Para el Senado, las espeluznantes cifras que marginan a la clase política dominante, son similares, lo que ha alarmado a observadores internacionales, entre ellos a los representantes de la Organización de Estados Americanos (OEA): de los 32,8 millones de electores y electoras inscritos en el padrón electoral, 56,42 por ciento no acudieron a las urnas, 6,17 por ciento decidió votar en blanco, 1,48 por ciento votaron nulo, y otros 842.615 dejaron sin marcar sus papeletas.
Esperando la consolidación de los resultados electorales oficiales, décimas más, centésimas menos, la clase política colombiana que integrará el próximo Congreso (102 Senadores y 167 Diputados) representaría apenas a 37% de los electores y electoras, lo que les impide elevar mucho el tono crítico ante su pueblo y, menos, alardear de vigor democrático internacionalmente.
No es nuevo el fenómeno. Colombia es un país en crisis desde el punto de vista moral, político y social, inmerso en una guerra fratricida desde hace más de cincuenta años y devorado por desigualdades sociales y un corrupto entramado mafioso de espanto, que sus beneficiarios han sabido "exportar" propagandísticamente, como si nada parecido ocurriera.
Esa mentira la conoce y sufre el mundo, especialmente por el impacto de su producción y tráfico de estupefacientes, con su enorme carga de corrupción, presente en las altas esferas de poder político y económico.

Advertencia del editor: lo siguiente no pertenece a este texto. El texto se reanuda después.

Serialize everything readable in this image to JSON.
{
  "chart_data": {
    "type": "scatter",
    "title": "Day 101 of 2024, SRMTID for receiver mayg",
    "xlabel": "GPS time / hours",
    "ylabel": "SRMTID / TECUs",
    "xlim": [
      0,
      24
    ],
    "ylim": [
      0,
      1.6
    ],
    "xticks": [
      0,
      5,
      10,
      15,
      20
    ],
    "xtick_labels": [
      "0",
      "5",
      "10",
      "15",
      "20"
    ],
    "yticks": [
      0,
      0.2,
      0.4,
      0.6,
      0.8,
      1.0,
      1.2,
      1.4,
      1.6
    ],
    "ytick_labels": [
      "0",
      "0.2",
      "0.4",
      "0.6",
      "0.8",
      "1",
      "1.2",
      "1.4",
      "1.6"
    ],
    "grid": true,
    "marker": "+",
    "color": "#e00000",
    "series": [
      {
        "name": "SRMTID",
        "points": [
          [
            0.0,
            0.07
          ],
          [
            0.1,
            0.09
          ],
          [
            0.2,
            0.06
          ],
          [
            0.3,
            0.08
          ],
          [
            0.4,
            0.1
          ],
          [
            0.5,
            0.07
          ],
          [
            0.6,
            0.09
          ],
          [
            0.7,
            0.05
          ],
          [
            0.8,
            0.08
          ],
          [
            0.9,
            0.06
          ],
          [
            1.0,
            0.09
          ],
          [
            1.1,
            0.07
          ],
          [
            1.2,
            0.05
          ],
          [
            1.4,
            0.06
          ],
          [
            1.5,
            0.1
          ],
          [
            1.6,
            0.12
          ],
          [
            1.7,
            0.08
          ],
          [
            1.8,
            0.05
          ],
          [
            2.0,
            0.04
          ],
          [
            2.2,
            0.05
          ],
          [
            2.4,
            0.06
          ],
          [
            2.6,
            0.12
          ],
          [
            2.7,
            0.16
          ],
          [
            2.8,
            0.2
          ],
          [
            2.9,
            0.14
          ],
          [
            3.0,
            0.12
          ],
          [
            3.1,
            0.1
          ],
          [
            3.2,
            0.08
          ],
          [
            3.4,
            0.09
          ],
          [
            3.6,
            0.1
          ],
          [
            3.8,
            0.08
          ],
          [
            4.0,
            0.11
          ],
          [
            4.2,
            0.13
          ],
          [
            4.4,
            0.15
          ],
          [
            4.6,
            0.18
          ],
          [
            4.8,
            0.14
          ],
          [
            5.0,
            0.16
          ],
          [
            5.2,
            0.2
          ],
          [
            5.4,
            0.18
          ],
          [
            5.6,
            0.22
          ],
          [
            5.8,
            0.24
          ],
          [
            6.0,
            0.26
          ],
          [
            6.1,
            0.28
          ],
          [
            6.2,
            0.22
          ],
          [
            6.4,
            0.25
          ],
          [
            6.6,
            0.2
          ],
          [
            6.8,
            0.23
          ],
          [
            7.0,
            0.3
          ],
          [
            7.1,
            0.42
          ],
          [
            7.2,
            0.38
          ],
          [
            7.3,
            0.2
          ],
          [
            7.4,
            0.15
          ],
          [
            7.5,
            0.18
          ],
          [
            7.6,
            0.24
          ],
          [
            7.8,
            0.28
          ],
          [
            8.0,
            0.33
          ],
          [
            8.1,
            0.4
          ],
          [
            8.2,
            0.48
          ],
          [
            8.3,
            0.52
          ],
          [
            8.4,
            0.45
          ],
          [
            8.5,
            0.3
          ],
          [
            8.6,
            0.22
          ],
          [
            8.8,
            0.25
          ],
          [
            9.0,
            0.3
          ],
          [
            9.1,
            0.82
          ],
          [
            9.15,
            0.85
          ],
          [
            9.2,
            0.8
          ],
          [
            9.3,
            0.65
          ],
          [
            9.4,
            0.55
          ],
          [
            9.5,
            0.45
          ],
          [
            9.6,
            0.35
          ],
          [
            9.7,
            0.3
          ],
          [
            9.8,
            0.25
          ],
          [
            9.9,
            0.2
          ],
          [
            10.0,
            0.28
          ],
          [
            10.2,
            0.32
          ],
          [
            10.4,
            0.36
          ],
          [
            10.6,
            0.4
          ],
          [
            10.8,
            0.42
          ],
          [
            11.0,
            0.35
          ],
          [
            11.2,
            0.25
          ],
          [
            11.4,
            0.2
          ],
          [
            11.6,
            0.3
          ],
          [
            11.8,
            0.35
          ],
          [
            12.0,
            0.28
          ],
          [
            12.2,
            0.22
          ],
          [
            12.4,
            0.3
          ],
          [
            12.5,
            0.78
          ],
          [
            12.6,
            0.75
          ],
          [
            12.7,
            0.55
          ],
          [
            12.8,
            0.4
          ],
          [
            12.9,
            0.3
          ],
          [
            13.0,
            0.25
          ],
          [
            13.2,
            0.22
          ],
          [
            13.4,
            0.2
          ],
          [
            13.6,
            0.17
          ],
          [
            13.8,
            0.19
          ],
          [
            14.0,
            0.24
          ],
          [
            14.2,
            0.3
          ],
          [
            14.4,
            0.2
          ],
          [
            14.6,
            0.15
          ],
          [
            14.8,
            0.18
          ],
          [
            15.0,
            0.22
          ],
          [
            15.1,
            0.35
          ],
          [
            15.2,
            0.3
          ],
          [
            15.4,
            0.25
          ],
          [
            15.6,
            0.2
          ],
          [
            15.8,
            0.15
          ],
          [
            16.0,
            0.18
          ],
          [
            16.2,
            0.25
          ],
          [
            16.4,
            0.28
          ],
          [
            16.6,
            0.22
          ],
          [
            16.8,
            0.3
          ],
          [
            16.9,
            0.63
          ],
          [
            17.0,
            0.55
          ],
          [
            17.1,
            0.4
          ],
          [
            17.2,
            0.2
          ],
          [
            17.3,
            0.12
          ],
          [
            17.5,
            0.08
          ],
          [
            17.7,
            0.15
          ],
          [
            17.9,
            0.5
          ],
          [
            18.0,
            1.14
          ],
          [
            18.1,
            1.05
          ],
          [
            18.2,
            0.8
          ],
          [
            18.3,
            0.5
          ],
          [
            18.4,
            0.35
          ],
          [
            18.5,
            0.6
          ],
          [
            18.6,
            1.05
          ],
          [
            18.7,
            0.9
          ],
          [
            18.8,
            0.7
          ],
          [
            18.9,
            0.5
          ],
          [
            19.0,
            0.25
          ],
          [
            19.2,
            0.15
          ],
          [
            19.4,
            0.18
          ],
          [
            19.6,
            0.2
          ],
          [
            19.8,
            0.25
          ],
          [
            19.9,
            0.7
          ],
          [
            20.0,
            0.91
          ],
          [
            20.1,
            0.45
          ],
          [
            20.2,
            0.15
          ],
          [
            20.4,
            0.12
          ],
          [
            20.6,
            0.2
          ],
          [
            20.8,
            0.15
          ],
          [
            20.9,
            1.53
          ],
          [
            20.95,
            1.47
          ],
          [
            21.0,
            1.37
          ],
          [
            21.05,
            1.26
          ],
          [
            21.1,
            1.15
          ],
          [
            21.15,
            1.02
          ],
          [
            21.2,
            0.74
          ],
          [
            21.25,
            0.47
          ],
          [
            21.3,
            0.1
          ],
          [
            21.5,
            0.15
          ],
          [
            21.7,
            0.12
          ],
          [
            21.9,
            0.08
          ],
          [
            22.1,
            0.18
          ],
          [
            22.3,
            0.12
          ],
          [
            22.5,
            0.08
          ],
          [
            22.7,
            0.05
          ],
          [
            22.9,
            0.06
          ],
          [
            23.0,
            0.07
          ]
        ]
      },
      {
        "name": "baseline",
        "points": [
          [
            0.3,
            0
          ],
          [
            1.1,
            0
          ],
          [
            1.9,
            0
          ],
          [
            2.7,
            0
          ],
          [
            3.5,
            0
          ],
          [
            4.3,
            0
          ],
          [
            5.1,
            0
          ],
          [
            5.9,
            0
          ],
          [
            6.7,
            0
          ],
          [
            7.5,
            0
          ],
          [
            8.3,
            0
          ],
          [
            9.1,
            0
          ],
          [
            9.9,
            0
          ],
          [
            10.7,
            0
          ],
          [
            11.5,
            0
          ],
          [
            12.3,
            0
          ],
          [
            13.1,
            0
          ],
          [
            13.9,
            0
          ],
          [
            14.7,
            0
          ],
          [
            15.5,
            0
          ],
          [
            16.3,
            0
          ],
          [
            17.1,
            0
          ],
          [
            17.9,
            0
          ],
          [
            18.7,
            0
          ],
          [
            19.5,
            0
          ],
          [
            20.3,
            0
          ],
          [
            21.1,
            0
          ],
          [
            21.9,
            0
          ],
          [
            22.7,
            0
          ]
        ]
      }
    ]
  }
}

Y el pueblo colombiano, más todavía.
Más allá de las curules obtenidas por cada parcialidad, el mundo observa hoy el bosque: una clase política deslegitimada por la mayoría de su pueblo, más del 63 por ciento del electorado.
Ese dato de la realidad, debe servir para reinterpretar el fenómeno, con justo y ponderado análisis de la sociedad colombiana.
Ni Santos ni Uribe pueden seguir con sus cuentos, engañando a un continente y al mundo. El pueblo colombiano que les negó mayoritariamente legitimidad, lo sabe.